Catholic temperance organizations were formed in the early-to-mid nineteenth century to offset the connection between Irish Catholics and alcohol. Some of the more popular temperance movements were inspired by the Irish priest Father Theobold Mathew, who at the request of the church travelled around the United States for two years to spread the word about abstaining from alcohol and other forms of immoral behaviour.

Stephan Brighton (2008) has interpreted the image on the Five Points teacup as a symbol of Irish cultural identity and social conversion in the “struggle to become Irish-American citizens”. During that time, the American protestant community believed Irish Catholic immigrants were a “social plague” on society because of their use of alcohol. The idea was that there were two groups: the deserving poor and the undeserving poor, with the later labeled so because of their supposed intemperate and delinquent lifestyles. The fact that a waste bowl with the same image was discovered in Toronto speaks to the popularity and widespread knowledge of Father Mathew in North America.

[distance1]

The Irish Harp Brooch 
Irish harp brooch
Irish harp brooch

This copper-alloy brooch was discovered at the Toronto General Hospital site, on King Street West in downtown Toronto. The Toronto General Hospital figured prominently in the history of Toronto as the place where many of the 100,000 Irish immigrants who landed spent time in the summer of 1847 (for more information, see Mark McGowan’s book Death or Canada: The Irish Famine Migration of Toronto, 1847, and see the film here).

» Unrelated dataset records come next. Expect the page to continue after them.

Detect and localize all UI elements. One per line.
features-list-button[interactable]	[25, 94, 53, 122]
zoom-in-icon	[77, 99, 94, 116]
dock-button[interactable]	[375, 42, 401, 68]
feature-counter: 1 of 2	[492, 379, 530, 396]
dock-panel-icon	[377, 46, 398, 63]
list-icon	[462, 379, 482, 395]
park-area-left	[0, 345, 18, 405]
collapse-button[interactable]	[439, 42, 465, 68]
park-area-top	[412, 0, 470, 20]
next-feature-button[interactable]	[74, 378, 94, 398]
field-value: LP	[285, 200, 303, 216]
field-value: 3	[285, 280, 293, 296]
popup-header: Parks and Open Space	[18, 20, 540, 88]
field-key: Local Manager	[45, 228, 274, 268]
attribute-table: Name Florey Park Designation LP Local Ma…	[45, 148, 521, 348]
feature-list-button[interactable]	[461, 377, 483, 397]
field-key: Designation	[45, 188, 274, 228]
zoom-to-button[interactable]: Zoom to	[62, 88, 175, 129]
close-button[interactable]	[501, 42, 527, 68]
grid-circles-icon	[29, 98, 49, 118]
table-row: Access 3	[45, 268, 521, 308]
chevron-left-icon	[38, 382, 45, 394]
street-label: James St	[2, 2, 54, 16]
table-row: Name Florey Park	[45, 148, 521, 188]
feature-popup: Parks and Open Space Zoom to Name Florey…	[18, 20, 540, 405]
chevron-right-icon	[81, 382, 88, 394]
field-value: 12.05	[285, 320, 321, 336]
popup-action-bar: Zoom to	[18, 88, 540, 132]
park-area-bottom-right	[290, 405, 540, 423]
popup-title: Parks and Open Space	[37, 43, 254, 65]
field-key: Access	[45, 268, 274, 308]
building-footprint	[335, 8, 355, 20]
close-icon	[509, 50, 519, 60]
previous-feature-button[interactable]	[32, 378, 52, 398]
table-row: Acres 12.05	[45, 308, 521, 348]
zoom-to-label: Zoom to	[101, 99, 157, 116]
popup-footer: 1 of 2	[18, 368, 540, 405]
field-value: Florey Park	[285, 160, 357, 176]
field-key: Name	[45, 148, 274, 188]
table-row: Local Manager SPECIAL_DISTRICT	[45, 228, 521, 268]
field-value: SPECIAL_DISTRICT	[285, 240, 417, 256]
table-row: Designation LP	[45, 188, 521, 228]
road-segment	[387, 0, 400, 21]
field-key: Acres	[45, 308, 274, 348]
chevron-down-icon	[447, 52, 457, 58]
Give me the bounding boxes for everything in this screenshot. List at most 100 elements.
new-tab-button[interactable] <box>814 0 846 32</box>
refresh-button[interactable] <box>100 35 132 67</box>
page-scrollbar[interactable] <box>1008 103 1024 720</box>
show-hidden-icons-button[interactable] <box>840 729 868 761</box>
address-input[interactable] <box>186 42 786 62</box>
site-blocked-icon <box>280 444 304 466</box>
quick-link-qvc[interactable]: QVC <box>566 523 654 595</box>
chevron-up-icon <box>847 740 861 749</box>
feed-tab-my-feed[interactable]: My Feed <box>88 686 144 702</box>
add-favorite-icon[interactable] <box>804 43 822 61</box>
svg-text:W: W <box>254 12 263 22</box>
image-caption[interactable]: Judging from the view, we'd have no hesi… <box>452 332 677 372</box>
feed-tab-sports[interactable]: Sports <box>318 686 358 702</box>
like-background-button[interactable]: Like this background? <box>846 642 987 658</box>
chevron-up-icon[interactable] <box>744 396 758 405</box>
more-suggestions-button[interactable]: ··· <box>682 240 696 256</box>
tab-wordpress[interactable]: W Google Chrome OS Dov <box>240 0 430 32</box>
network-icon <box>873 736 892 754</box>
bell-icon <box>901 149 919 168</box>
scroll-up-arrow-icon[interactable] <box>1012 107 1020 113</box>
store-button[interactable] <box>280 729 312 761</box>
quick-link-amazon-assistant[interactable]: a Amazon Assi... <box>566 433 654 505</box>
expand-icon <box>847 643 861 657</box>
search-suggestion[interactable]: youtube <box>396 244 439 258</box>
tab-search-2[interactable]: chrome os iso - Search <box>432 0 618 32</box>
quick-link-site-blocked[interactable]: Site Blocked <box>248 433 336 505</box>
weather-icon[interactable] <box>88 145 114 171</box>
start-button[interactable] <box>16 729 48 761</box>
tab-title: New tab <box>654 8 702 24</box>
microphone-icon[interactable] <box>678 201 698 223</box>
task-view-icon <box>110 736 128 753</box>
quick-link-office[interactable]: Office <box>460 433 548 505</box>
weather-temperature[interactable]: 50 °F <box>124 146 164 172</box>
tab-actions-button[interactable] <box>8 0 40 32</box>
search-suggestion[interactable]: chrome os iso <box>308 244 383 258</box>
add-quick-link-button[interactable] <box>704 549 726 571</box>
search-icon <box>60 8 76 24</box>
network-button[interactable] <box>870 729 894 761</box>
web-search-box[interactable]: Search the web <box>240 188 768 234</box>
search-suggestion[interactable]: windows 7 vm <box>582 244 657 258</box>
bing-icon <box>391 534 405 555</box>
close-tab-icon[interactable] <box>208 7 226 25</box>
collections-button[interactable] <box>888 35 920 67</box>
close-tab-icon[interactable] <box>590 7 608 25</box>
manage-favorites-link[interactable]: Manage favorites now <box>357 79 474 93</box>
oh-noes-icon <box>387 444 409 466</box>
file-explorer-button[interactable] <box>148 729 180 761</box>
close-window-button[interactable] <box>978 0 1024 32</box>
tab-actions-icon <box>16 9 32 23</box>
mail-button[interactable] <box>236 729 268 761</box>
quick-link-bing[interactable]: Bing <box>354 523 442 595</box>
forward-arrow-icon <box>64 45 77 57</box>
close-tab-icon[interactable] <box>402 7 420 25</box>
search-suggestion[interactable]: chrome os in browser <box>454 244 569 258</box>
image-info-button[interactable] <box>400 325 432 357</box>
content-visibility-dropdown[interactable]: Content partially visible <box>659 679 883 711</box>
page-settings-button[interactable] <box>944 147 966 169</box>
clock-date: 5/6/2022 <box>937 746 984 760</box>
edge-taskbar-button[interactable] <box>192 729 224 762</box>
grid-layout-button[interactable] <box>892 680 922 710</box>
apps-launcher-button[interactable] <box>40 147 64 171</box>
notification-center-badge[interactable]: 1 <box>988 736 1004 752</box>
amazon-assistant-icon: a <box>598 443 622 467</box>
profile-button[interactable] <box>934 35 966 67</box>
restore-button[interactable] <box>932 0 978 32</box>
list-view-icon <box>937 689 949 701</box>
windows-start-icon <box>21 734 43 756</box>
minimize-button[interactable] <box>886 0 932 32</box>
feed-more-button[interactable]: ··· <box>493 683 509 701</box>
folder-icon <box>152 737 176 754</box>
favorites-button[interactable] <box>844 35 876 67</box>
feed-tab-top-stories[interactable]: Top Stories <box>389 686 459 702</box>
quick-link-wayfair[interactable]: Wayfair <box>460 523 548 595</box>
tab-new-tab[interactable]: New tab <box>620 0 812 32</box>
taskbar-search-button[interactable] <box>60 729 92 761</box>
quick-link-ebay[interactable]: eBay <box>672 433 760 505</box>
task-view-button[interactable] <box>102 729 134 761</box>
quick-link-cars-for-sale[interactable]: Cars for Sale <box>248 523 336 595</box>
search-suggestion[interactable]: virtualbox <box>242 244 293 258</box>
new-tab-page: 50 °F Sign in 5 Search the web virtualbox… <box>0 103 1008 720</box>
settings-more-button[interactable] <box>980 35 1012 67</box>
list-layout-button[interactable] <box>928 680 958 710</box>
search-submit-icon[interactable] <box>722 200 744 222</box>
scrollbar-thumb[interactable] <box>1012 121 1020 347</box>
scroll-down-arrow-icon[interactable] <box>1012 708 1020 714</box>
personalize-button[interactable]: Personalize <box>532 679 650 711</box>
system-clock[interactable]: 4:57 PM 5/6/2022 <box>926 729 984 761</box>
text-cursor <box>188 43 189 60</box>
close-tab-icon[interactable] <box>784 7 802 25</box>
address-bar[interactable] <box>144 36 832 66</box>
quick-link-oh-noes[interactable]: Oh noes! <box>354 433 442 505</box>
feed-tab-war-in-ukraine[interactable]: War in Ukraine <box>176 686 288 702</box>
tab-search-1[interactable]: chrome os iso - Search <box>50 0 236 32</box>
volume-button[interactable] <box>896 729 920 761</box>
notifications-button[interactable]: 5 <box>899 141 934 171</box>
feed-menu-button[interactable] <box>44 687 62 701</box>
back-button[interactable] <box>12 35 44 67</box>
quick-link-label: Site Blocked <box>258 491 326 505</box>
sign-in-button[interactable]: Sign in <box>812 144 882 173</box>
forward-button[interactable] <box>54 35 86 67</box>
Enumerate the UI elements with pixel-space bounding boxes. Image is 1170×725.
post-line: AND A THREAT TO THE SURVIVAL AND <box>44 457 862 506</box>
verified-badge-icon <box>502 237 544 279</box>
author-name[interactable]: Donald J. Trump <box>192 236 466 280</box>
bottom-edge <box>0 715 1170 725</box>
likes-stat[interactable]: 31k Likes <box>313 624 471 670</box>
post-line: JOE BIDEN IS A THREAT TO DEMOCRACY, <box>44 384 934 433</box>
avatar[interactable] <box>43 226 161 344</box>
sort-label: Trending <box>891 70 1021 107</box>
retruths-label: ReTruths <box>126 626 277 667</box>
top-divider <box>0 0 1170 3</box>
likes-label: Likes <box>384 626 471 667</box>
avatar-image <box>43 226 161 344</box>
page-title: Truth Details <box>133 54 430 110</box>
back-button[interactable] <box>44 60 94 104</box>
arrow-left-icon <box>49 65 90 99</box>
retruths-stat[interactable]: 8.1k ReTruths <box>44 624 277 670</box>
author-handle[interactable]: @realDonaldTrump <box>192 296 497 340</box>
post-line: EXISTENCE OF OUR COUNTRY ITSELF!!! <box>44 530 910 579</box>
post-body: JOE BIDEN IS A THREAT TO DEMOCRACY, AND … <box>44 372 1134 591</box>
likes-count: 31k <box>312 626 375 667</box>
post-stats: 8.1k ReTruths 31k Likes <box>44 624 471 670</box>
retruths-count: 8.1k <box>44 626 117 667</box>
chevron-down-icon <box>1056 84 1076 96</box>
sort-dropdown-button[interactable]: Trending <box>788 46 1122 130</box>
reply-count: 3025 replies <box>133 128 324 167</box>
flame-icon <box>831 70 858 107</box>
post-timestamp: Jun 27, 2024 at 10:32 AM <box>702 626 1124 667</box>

The brooch shows an Irish Lady Harp, surrounded by an English Rose and a Scottish Thistle. This unison symbolizes a belief in Ireland belonging to a UK – one with England and Scotland. “Friendly societies” produced items like this so that members could display their support for such a movement.

 

If you would like to read more information on the Toronto General Hospital – an early nineteenth century building which housed thousands of ill Irish immigrants – please visit our Featured Project page on the site.

References

Brighton, Stephen (2008) Collective Identities, the Catholic Temperance Movement, and Father Mathew: The Social History of a Teacup. Northeast Historical Archaeology, 37 (1): 3.

Foster, R. F. (1988) Modern Ireland 1600-1972. Penguin, London.

Gallman, James Matthew (2000) Receiving Erin’s Children: Philadelphia, Liverpool, and the Irish Famine Migration 1845-1855. University of North Carolina, Chapel Hill.

Kee, Robert (1972) The Most Distressful Country. Penguin, London.

McGowan, Mark (2009) Death or Canada: The Irish Famine Migration to Toronto, 1847. Novalis Publishing Inc.

Yamin, Rebecca (1998) Lurid Tales and Homely Stories of New York’s Notorious Five Points. Historical Archaeology, 32 (1): 74-85.